In 2002, Cedenco sold its 50% stake in the Australian Joint Venture to SK Foods, a leading Californian processor of bulk food ingredients and now Cedenco's controlling shareholder. An agreement with Heinz in 1999 saw it expand its manufacturing plant considerably. Its marketing efforts, combined with research into Japanese and other markets, and custom-made products have won Cedenco plaudits and marketing awards.
Through all these moves Cedenco was able to reduce the seasonal nature of its business and get closer to major customers. Cedenco's performance improved dramatically after 2000 and so did the share price, which had been sliding for years.
But in the year to end September, the company reported a 4% drop in profit after tax to $4.05 million. Operating revenues increased 11% to $30 million, compared with $27 million previously. But equity earnings from Cedenco Australia were below expectation.
There were also costs associated with the change in ownership of the Australian joint venture and with the departure of founder and CEO Dean Witters.
The year was also marked by significant investments in plant and equipment to provide additional capacity and increased efficiency, with new facilities available for the current season's production.
Cedenco managing director Richard Lawrence warns the current year could be a lot tougher than the last. The company is again encountering some of the seasonal and currency risks that had dogged it in the past.
"Without question challenges ahead for Cedenco will be the continual strengthening of the New Zealand dollar to the US dollar ... and our reliance on the climate ... " No matter how good its managers, there are some risks Cedenco will never totally overcome.

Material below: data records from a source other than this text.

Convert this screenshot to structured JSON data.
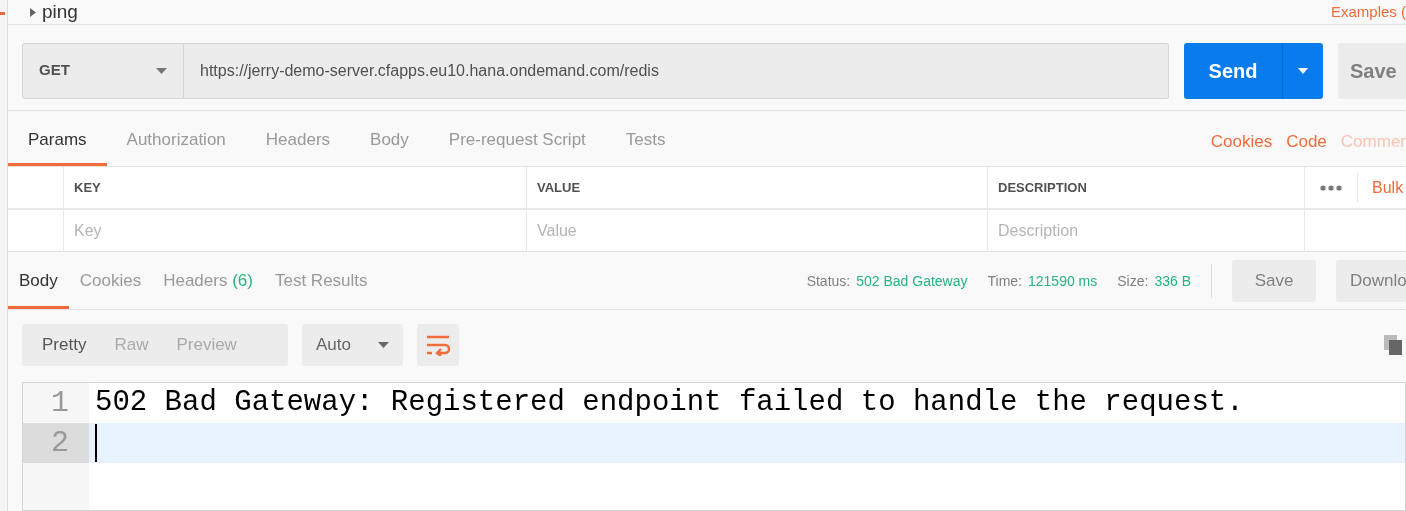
{
  "request_name": "ping",
  "examples_link": "Examples (",
  "method": "GET",
  "url": "https://jerry-demo-server.cfapps.eu10.hana.ondemand.com/redis",
  "send_button": "Send",
  "save_button": "Save",
  "request_tabs": [
    {
      "label": "Params",
      "selected": true
    },
    {
      "label": "Authorization",
      "selected": false
    },
    {
      "label": "Headers",
      "selected": false
    },
    {
      "label": "Body",
      "selected": false
    },
    {
      "label": "Pre-request Script",
      "selected": false
    },
    {
      "label": "Tests",
      "selected": false
    }
  ],
  "request_links": [
    {
      "label": "Cookies",
      "disabled": false
    },
    {
      "label": "Code",
      "disabled": false
    },
    {
      "label": "Commer",
      "disabled": true
    }
  ],
  "params_table": {
    "columns": [
      "KEY",
      "VALUE",
      "DESCRIPTION"
    ],
    "bulk_edit": "Bulk",
    "placeholders": [
      "Key",
      "Value",
      "Description"
    ]
  },
  "response_tabs": [
    {
      "label": "Body",
      "selected": true
    },
    {
      "label": "Cookies",
      "selected": false
    },
    {
      "label": "Headers",
      "count": "(6)",
      "selected": false
    },
    {
      "label": "Test Results",
      "selected": false
    }
  ],
  "response_meta": [
    {
      "label": "Status:",
      "value": "502 Bad Gateway"
    },
    {
      "label": "Time:",
      "value": "121590 ms"
    },
    {
      "label": "Size:",
      "value": "336 B"
    }
  ],
  "response_buttons": [
    "Save",
    "Downlo"
  ],
  "format_tabs": [
    {
      "label": "Pretty",
      "selected": true
    },
    {
      "label": "Raw",
      "selected": false
    },
    {
      "label": "Preview",
      "selected": false
    }
  ],
  "format_select": "Auto",
  "editor_lines": [
    {
      "number": "1",
      "text": "502 Bad Gateway: Registered endpoint failed to handle the request.",
      "active": false
    },
    {
      "number": "2",
      "active": true
    }
  ]
}
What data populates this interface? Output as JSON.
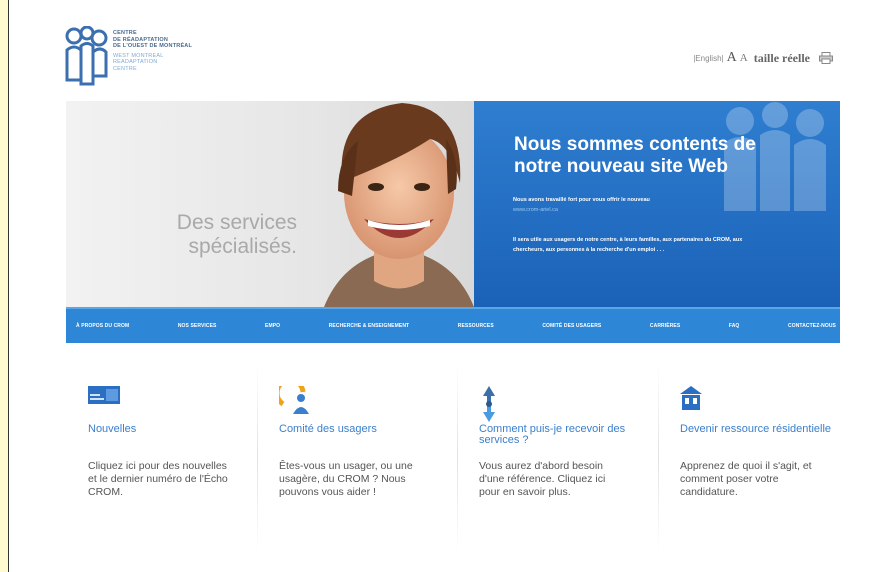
{
  "header": {
    "logo_fr": [
      "CENTRE",
      "DE RÉADAPTATION",
      "DE L'OUEST DE MONTRÉAL"
    ],
    "logo_en": [
      "WEST MONTREAL",
      "READAPTATION",
      "CENTRE"
    ],
    "lang_link": "|English| ",
    "font_large": "A",
    "font_small": "A",
    "real_size": "taille réelle",
    "print_icon": "printer-icon"
  },
  "hero": {
    "tagline": "Des services spécialisés.",
    "title": "Nous sommes contents de notre nouveau site Web",
    "intro": "Nous avons travaillé fort pour vous offrir le nouveau",
    "link": "www.crom-ariel.ca",
    "body": "Il sera utile aux usagers de notre centre, à leurs familles, aux partenaires du CROM, aux chercheurs, aux personnes à la recherche d'un emploi . . ."
  },
  "nav": {
    "items": [
      "À PROPOS DU CROM",
      "NOS SERVICES",
      "EMPO",
      "RECHERCHE & ENSEIGNEMENT",
      "RESSOURCES",
      "COMITÉ DES USAGERS",
      "CARRIÈRES",
      "FAQ",
      "CONTACTEZ-NOUS"
    ]
  },
  "cards": [
    {
      "icon": "newspaper-icon",
      "title": "Nouvelles",
      "text": "Cliquez ici pour des nouvelles et le dernier numéro de l'Écho CROM."
    },
    {
      "icon": "users-committee-icon",
      "title": "Comité des usagers",
      "text": "Êtes-vous un usager, ou une usagère, du CROM ? Nous pouvons vous aider !"
    },
    {
      "icon": "question-arrows-icon",
      "title": "Comment puis-je recevoir des services ?",
      "text": "Vous aurez d'abord besoin d'une référence. Cliquez ici pour en savoir plus."
    },
    {
      "icon": "house-icon",
      "title": "Devenir ressource résidentielle",
      "text": "Apprenez de quoi il s'agit, et comment poser votre candidature."
    }
  ],
  "colors": {
    "accent": "#2e86d6",
    "card_title": "#3b7fcc",
    "page_bg": "#fffbd0"
  }
}
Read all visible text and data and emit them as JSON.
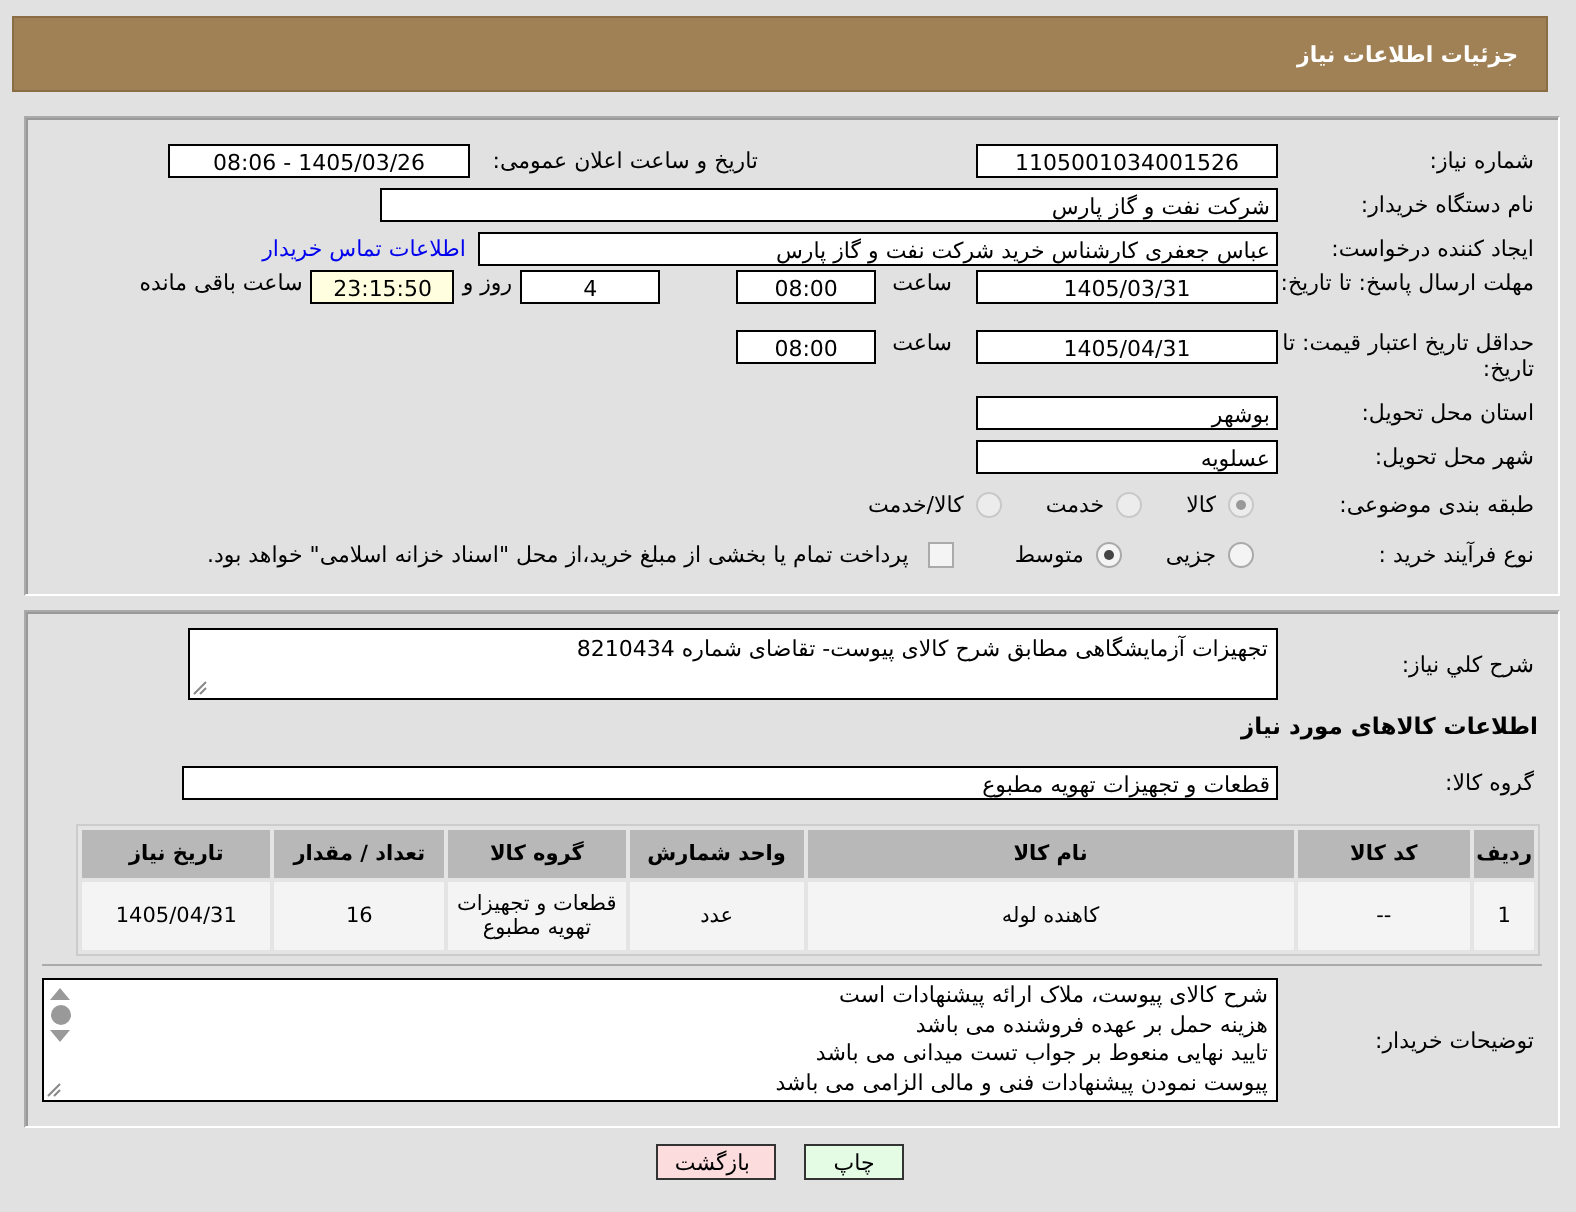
{
  "header": {
    "title": "جزئیات اطلاعات نیاز"
  },
  "need_number": {
    "label": "شماره نیاز:",
    "value": "1105001034001526"
  },
  "announce": {
    "label": "تاریخ و ساعت اعلان عمومی:",
    "value": "1405/03/26 - 08:06"
  },
  "buyer_org": {
    "label": "نام دستگاه خریدار:",
    "value": "شرکت نفت و گاز پارس"
  },
  "requester": {
    "label": "ایجاد کننده درخواست:",
    "value": "عباس  جعفری کارشناس خرید  شرکت نفت و گاز پارس",
    "link": "اطلاعات تماس خریدار"
  },
  "reply_deadline": {
    "label": "مهلت ارسال پاسخ: تا تاریخ:",
    "date": "1405/03/31",
    "time_label": "ساعت",
    "time": "08:00",
    "days": "4",
    "days_label": "روز و",
    "remaining": "23:15:50",
    "remaining_label": "ساعت باقی مانده"
  },
  "price_validity": {
    "label": "حداقل تاریخ اعتبار قیمت: تا تاریخ:",
    "date": "1405/04/31",
    "time_label": "ساعت",
    "time": "08:00"
  },
  "province": {
    "label": "استان محل تحویل:",
    "value": "بوشهر"
  },
  "city": {
    "label": "شهر محل تحویل:",
    "value": "عسلویه"
  },
  "category": {
    "label": "طبقه بندی موضوعی:",
    "disabled": true,
    "options": [
      {
        "label": "کالا",
        "selected": true
      },
      {
        "label": "خدمت",
        "selected": false
      },
      {
        "label": "کالا/خدمت",
        "selected": false
      }
    ]
  },
  "process": {
    "label": "نوع فرآیند خرید :",
    "options": [
      {
        "label": "جزیی",
        "selected": false
      },
      {
        "label": "متوسط",
        "selected": true
      }
    ],
    "payment": {
      "checked": false,
      "label": "پرداخت تمام یا بخشی از مبلغ خرید،از محل \"اسناد خزانه اسلامی\" خواهد بود."
    }
  },
  "description": {
    "label": "شرح کلي نیاز:",
    "value": "تجهیزات آزمایشگاهی مطابق شرح کالای پیوست- تقاضای شماره 8210434"
  },
  "goods_heading": "اطلاعات کالاهای مورد نیاز",
  "goods_group": {
    "label": "گروه کالا:",
    "value": "قطعات و تجهیزات تهویه مطبوع"
  },
  "table": {
    "columns": [
      "ردیف",
      "کد کالا",
      "نام کالا",
      "واحد شمارش",
      "گروه کالا",
      "تعداد / مقدار",
      "تاریخ نیاز"
    ],
    "rows": [
      [
        "1",
        "--",
        "کاهنده لوله",
        "عدد",
        "قطعات و تجهیزات تهویه مطبوع",
        "16",
        "1405/04/31"
      ]
    ]
  },
  "buyer_notes": {
    "label": "توضیحات خریدار:",
    "lines": [
      "شرح کالای پیوست، ملاک ارائه پیشنهادات است",
      "هزینه حمل بر عهده فروشنده می باشد",
      "تایید نهایی منعوط بر جواب تست میدانی می باشد",
      "پیوست نمودن پیشنهادات فنی و مالی الزامی می باشد"
    ]
  },
  "buttons": [
    {
      "label": "چاپ",
      "kind": "print"
    },
    {
      "label": "بازگشت",
      "kind": "back"
    }
  ]
}
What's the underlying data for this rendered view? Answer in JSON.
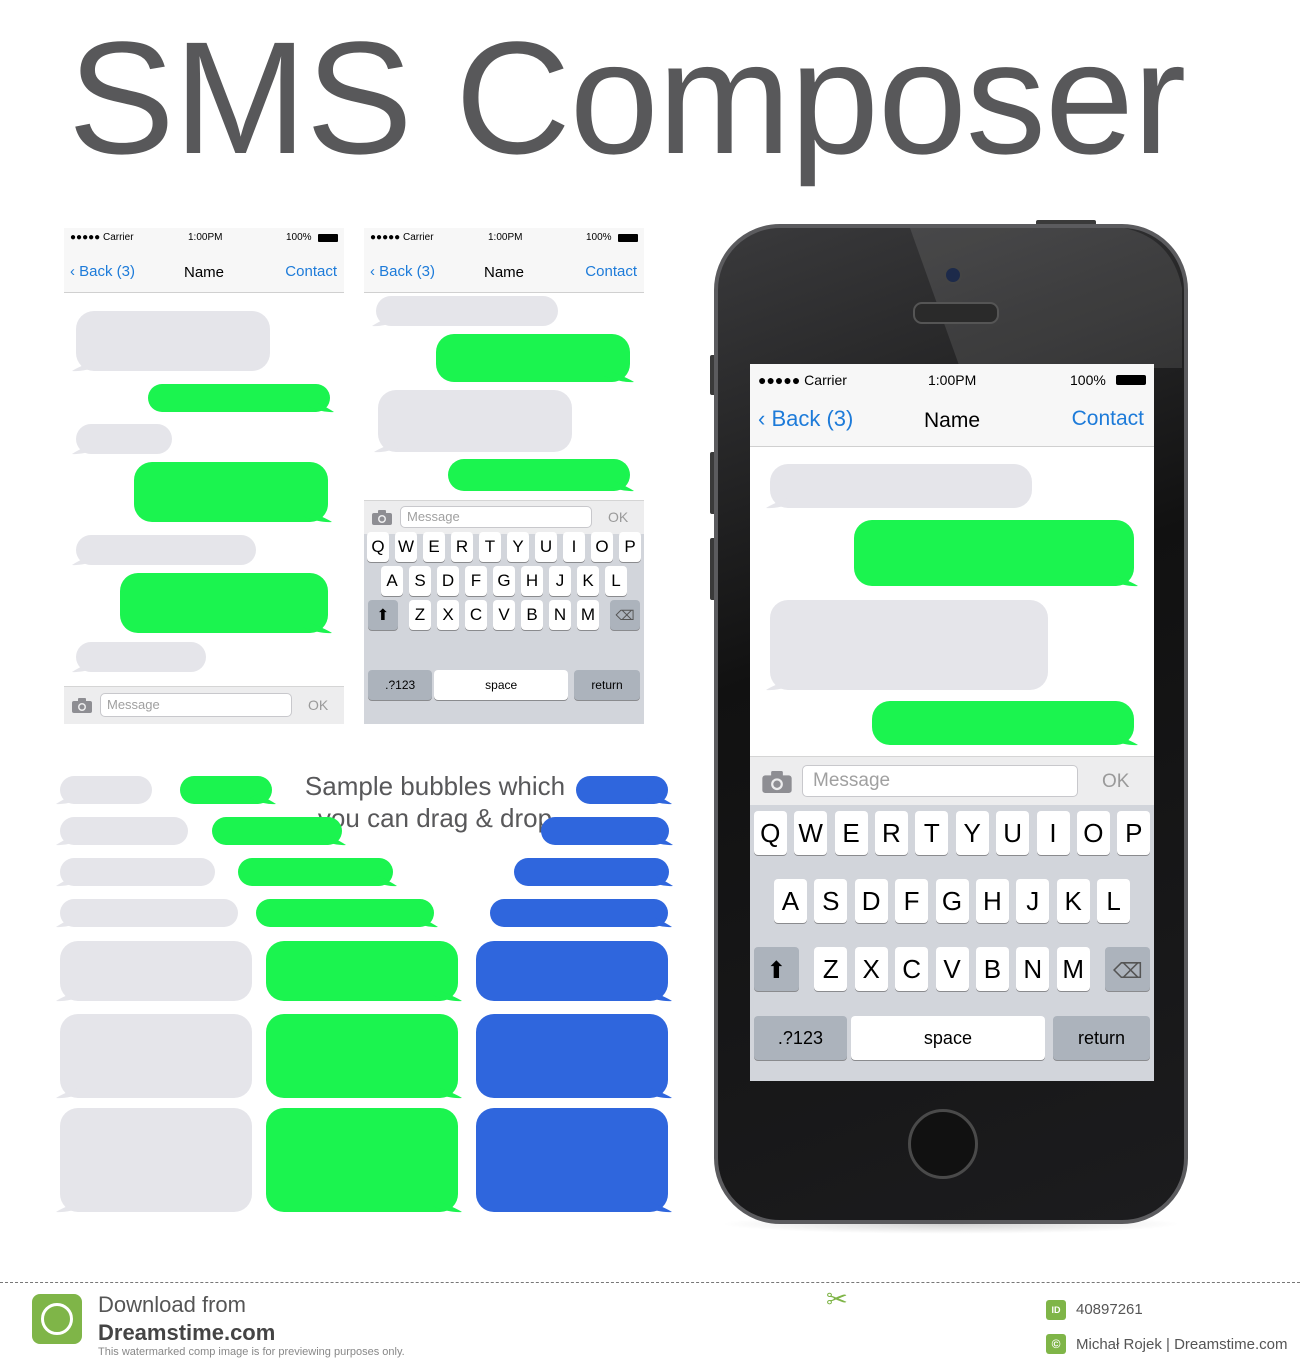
{
  "title": "SMS Composer",
  "colors": {
    "green": "#1bf44f",
    "gray": "#e5e5ea",
    "blue": "#2f66dd",
    "link": "#1d7bd9"
  },
  "status": {
    "carrier": "●●●●● Carrier",
    "time": "1:00PM",
    "battery": "100%"
  },
  "nav": {
    "back": "Back (3)",
    "name": "Name",
    "contact": "Contact"
  },
  "input": {
    "placeholder": "Message",
    "ok": "OK"
  },
  "keyboard": {
    "row1": [
      "Q",
      "W",
      "E",
      "R",
      "T",
      "Y",
      "U",
      "I",
      "O",
      "P"
    ],
    "row2": [
      "A",
      "S",
      "D",
      "F",
      "G",
      "H",
      "J",
      "K",
      "L"
    ],
    "row3": [
      "Z",
      "X",
      "C",
      "V",
      "B",
      "N",
      "M"
    ],
    "numbers": ".?123",
    "space": "space",
    "return": "return"
  },
  "caption": "Sample bubbles which you can drag & drop",
  "footer": {
    "download": "Download from",
    "site": "Dreamstime.com",
    "note": "This watermarked comp image is for previewing purposes only.",
    "id": "40897261",
    "author": "Michał Rojek | Dreamstime.com",
    "id_badge": "ID",
    "c_badge": "©"
  }
}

Meanwhile, the gloomy predictions for the current year have reversed one of the strongest market recoveries seen in a long while. Cedenco hit the low point at 50c in September 1998, rose sharply to over $2.70 within little over three years, and has now slid back to $1.59.
As shares go, Cedenco has never attracted a premium rating, as evidenced in a price-to-earnings ratio that seldom gets above seven. By contrast, the average New Zealand share trades at 16 times its underlying earnings.
Perhaps New Zealand's rain, Australia's drought and the exchange rates are more than most investors are prepared to cope with.